CELTS (Berlinale 2021) – Review by Alexandra Heller-Nicholas
Set in Belgrade in the early 1990s, tired, sexually-repressed Marijana (Dubravka Duda Kovjanić) is throwing a party for her beloved, Teenage Mutant Ninja Turtles obsessed daughter Minja (Katarina Dimić), who is turning eight. Family, friends, random partners (and exes) and a gaggle of costumed children arrive to drink, dance, gossip, discuss politics and complain about the food, the latter a result of the harsh economic climate of the period. As the evening unfolds, secrets are revealed, betrayals escalate and – for some – unexpected decisions begin what will be new chapters of some characters’ lives long after the final credits roll.
Director and co-writer Milica Tomović achieves an impressive and curious balance with Celts, playing in the Panorama section of the 2021 Berlinale. While explicitly tethered to the social, political and cultural context of Yugoslavia during this period – most overt in its various and increasingly drunken debates about politics, religion and war – there is something genuinely universal about the way she captures the often unpleasant intensity of these kinds of gatherings, no matter how superficially they are presented as happy celebrations. The pleasures of this film, then, are twofold: not only is it a seemingly precise, focused world building exercise around a very specific European country during a very specific moment of its history, it also impressively captures the overwhelming and often suffocating mania that marks such occasions, regardless where in the world you live.
While largely an ensemble film, it is surely Marijana who is superficially at least the film’s central character, her frustrations and the pressures placed on her to be the dutiful, perfect host as exhausting to watch as they must be for her to live through. But it is in the much smaller role of Fića (Konstantin Ilin) – bossy birthday girl Minja’s younger cousin – where the film finds its heart and moral compass.

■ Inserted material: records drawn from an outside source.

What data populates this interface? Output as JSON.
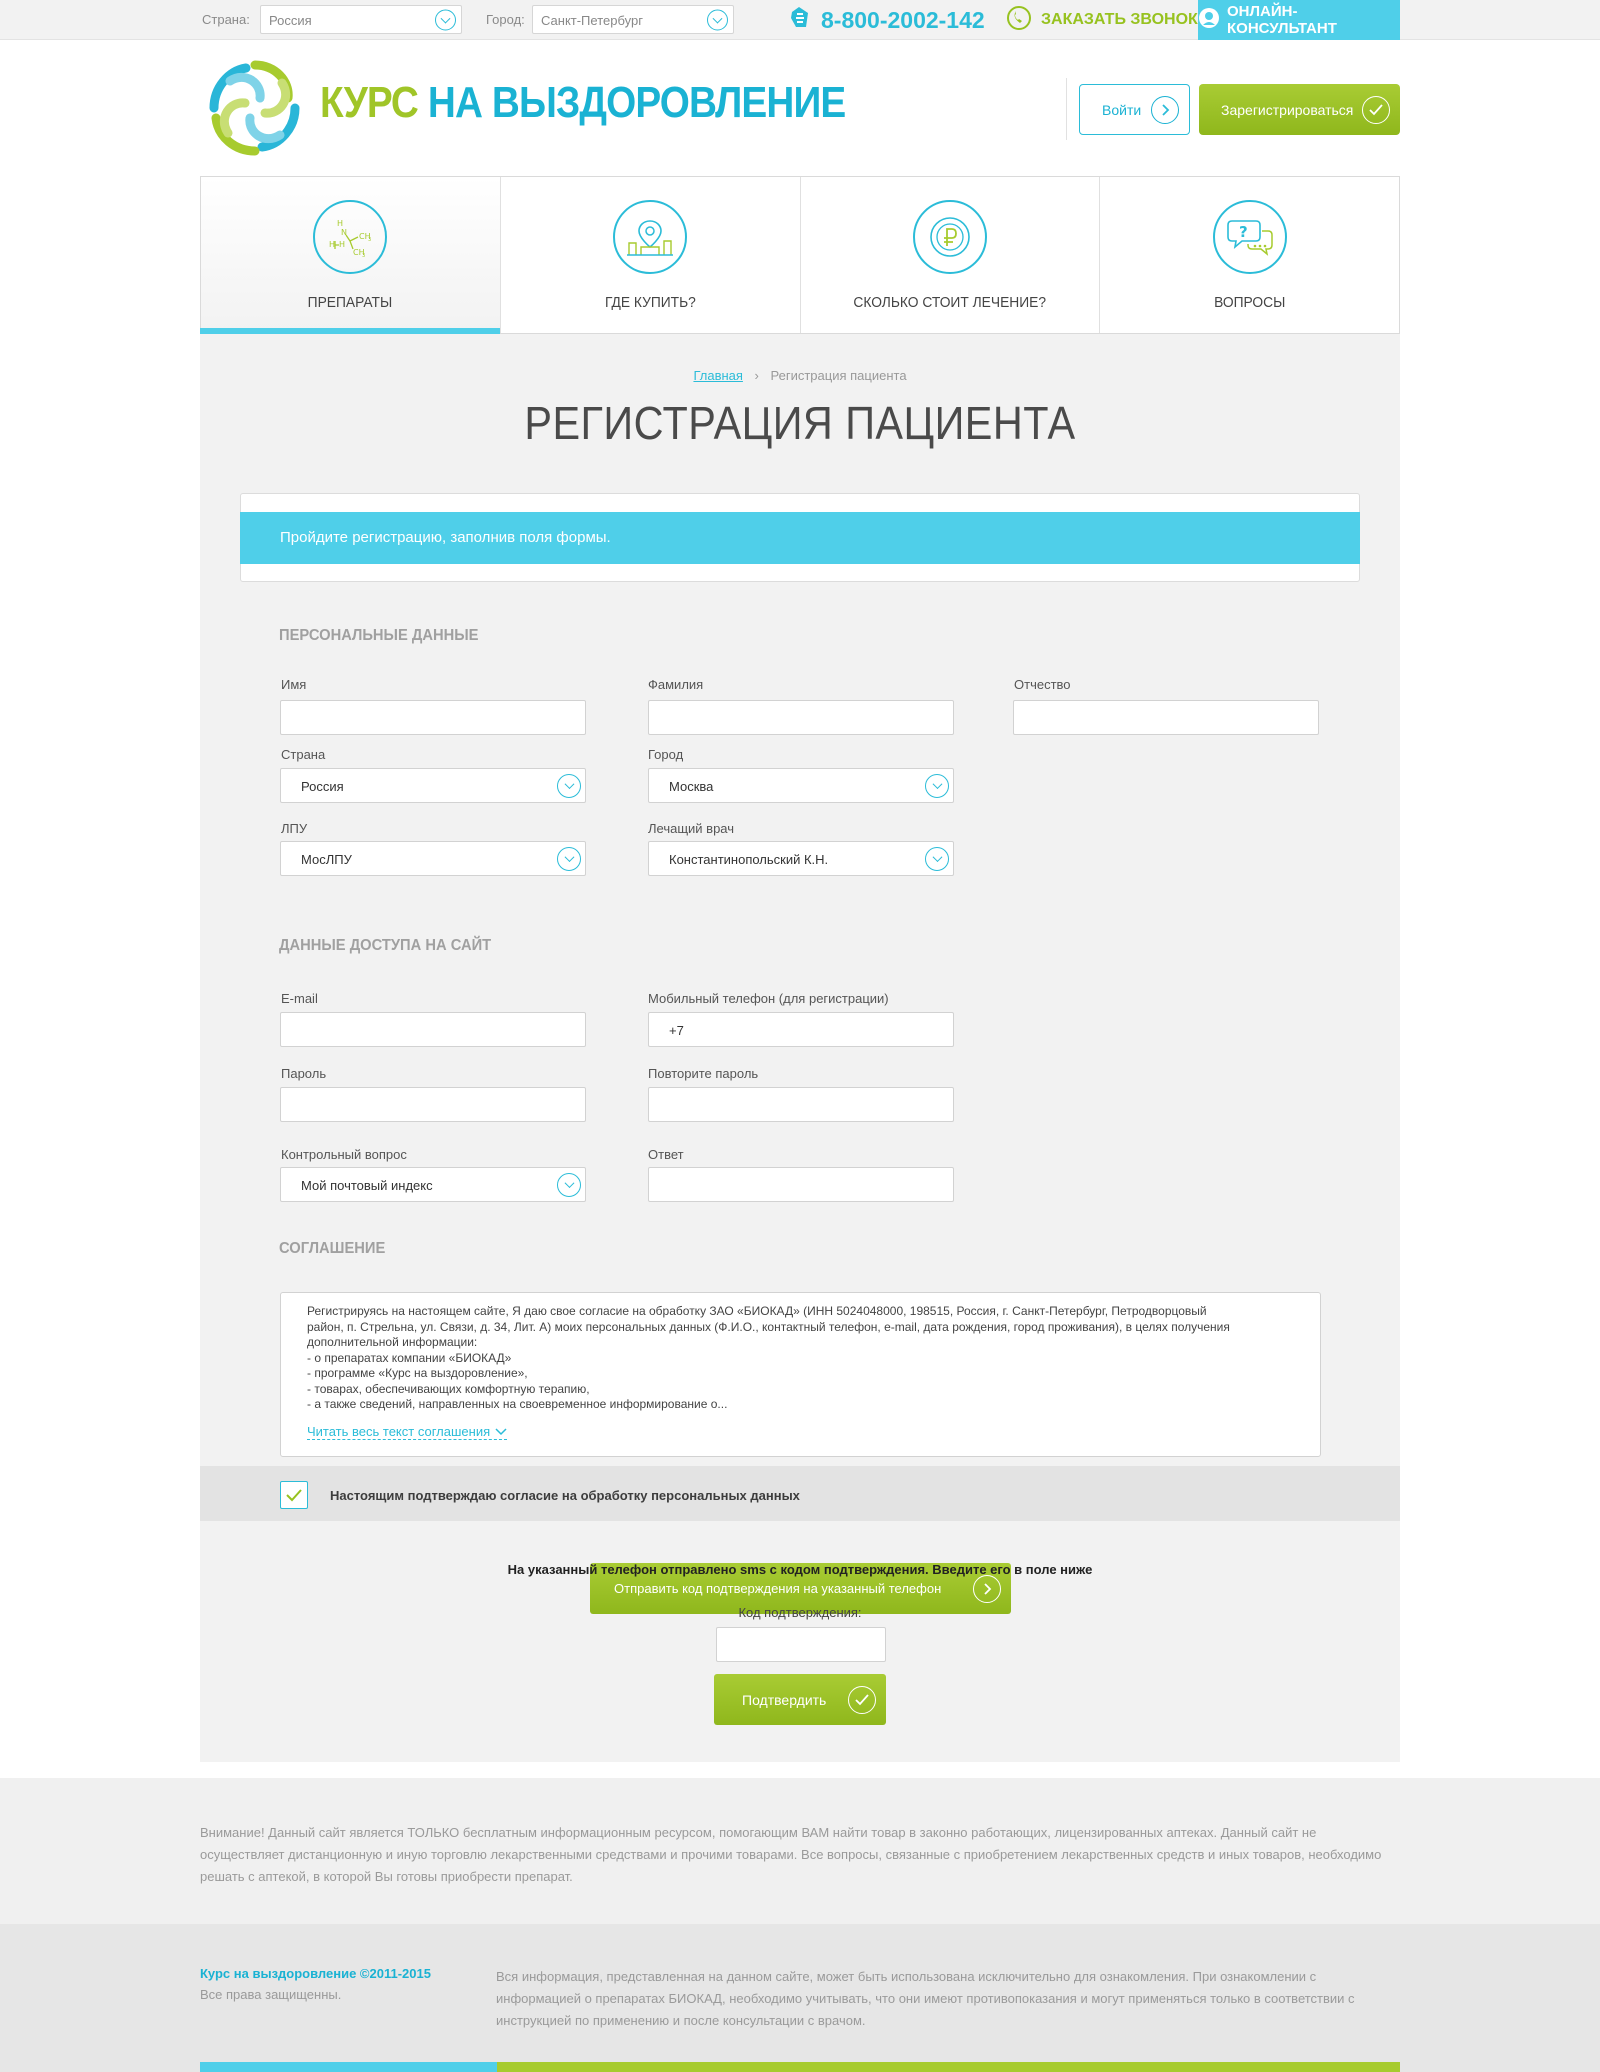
{
  "topbar": {
    "country_label": "Страна:",
    "country_value": "Россия",
    "city_label": "Город:",
    "city_value": "Санкт-Петербург",
    "phone": "8-800-2002-142",
    "call_label": "ЗАКАЗАТЬ ЗВОНОК",
    "consult_label": "ОНЛАЙН-КОНСУЛЬТАНТ"
  },
  "header": {
    "logo_part1": "КУРС",
    "logo_part2": "НА ВЫЗДОРОВЛЕНИЕ",
    "login_label": "Войти",
    "register_label": "Зарегистрироваться"
  },
  "nav": {
    "items": [
      {
        "label": "ПРЕПАРАТЫ"
      },
      {
        "label": "ГДЕ КУПИТЬ?"
      },
      {
        "label": "СКОЛЬКО СТОИТ ЛЕЧЕНИЕ?"
      },
      {
        "label": "ВОПРОСЫ"
      }
    ]
  },
  "breadcrumb": {
    "home": "Главная",
    "separator": "›",
    "current": "Регистрация пациента"
  },
  "page": {
    "title": "РЕГИСТРАЦИЯ ПАЦИЕНТА",
    "notice": "Пройдите регистрацию, заполнив поля формы."
  },
  "personal": {
    "title": "ПЕРСОНАЛЬНЫЕ ДАННЫЕ",
    "first_name_label": "Имя",
    "last_name_label": "Фамилия",
    "patronymic_label": "Отчество",
    "country_label": "Страна",
    "country_value": "Россия",
    "city_label": "Город",
    "city_value": "Москва",
    "lpu_label": "ЛПУ",
    "lpu_value": "МосЛПУ",
    "doctor_label": "Лечащий врач",
    "doctor_value": "Константинопольский К.Н."
  },
  "access": {
    "title": "ДАННЫЕ ДОСТУПА НА САЙТ",
    "email_label": "E-mail",
    "phone_label": "Мобильный телефон (для  регистрации)",
    "phone_value": "+7",
    "password_label": "Пароль",
    "password_repeat_label": "Повторите пароль",
    "question_label": "Контрольный вопрос",
    "question_value": "Мой почтовый индекс",
    "answer_label": "Ответ"
  },
  "agreement": {
    "title": "СОГЛАШЕНИЕ",
    "lines": [
      "Регистрируясь на настоящем сайте, Я даю свое согласие на обработку ЗАО «БИОКАД» (ИНН 5024048000, 198515, Россия, г. Санкт-Петербург, Петродворцовый",
      "район, п. Стрельна, ул. Связи, д. 34, Лит. А) моих персональных данных (Ф.И.О., контактный телефон, e-mail, дата рождения, город проживания), в целях получения",
      "дополнительной информации:",
      "- о препаратах компании «БИОКАД»",
      "- программе «Курс на выздоровление»,",
      "- товарах, обеспечивающих комфортную терапию,",
      "- а также сведений, направленных на своевременное информирование о..."
    ],
    "read_more": "Читать весь текст соглашения",
    "consent": "Настоящим подтверждаю согласие на обработку персональных данных"
  },
  "verify": {
    "send_label": "Отправить код подтверждения на указанный телефон",
    "sms_notice": "На указанный телефон отправлено sms с кодом подтверждения. Введите его в поле ниже",
    "code_label": "Код подтверждения:",
    "confirm_label": "Подтвердить"
  },
  "footer": {
    "warning": "Внимание! Данный сайт является ТОЛЬКО бесплатным информационным ресурсом, помогающим ВАМ найти товар в законно работающих, лицензированных аптеках. Данный сайт не осуществляет дистанционную и иную торговлю лекарственными средствами и прочими товарами. Все вопросы, связанные с приобретением лекарственных средств и иных товаров, необходимо решать с аптекой, в которой Вы готовы приобрести препарат.",
    "copyright": "Курс на выздоровление ©2011-2015",
    "rights": "Все права защищенны.",
    "info": "Вся информация, представленная на данном сайте, может быть использована исключительно для ознакомления. При ознакомлении с информацией о препаратах БИОКАД, необходимо учитывать, что они имеют противопоказания и могут применяться только в соответствии с инструкцией по применению и после консультации с врачом."
  },
  "colors": {
    "accent_blue": "#4fcfe9",
    "accent_green": "#97c21f"
  }
}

Teased and overwhelmed by the antics of the older kids, lengthy scenes in a bathroom as the little boy tries desperately to remove a stain on his shirt to avoid further social ostracization lead him to a series of comically disastrous decisions until he finally gives up and hides out with his grandmother, perhaps wisely hidden away from the proceedings outside in a safe, locked room, sitting quietly in front of the television.
Fića is by no means the main character, but as an outsider aware of his status as an outsider he provides us with a sweet, innocent way to look at the pandemonium unfolding around him, and reminds us that this range of increasingly chaotic behaviours do not necessarily represent the only options available to the rest of the cast of characters. Celts captures all the fast, frenzied emotional pandemonium of family get togethers, providing a fascinating insight into early 90s Yugoslavia and simultaneously nailing precisely the very best and very worst of these kinds of celebrations.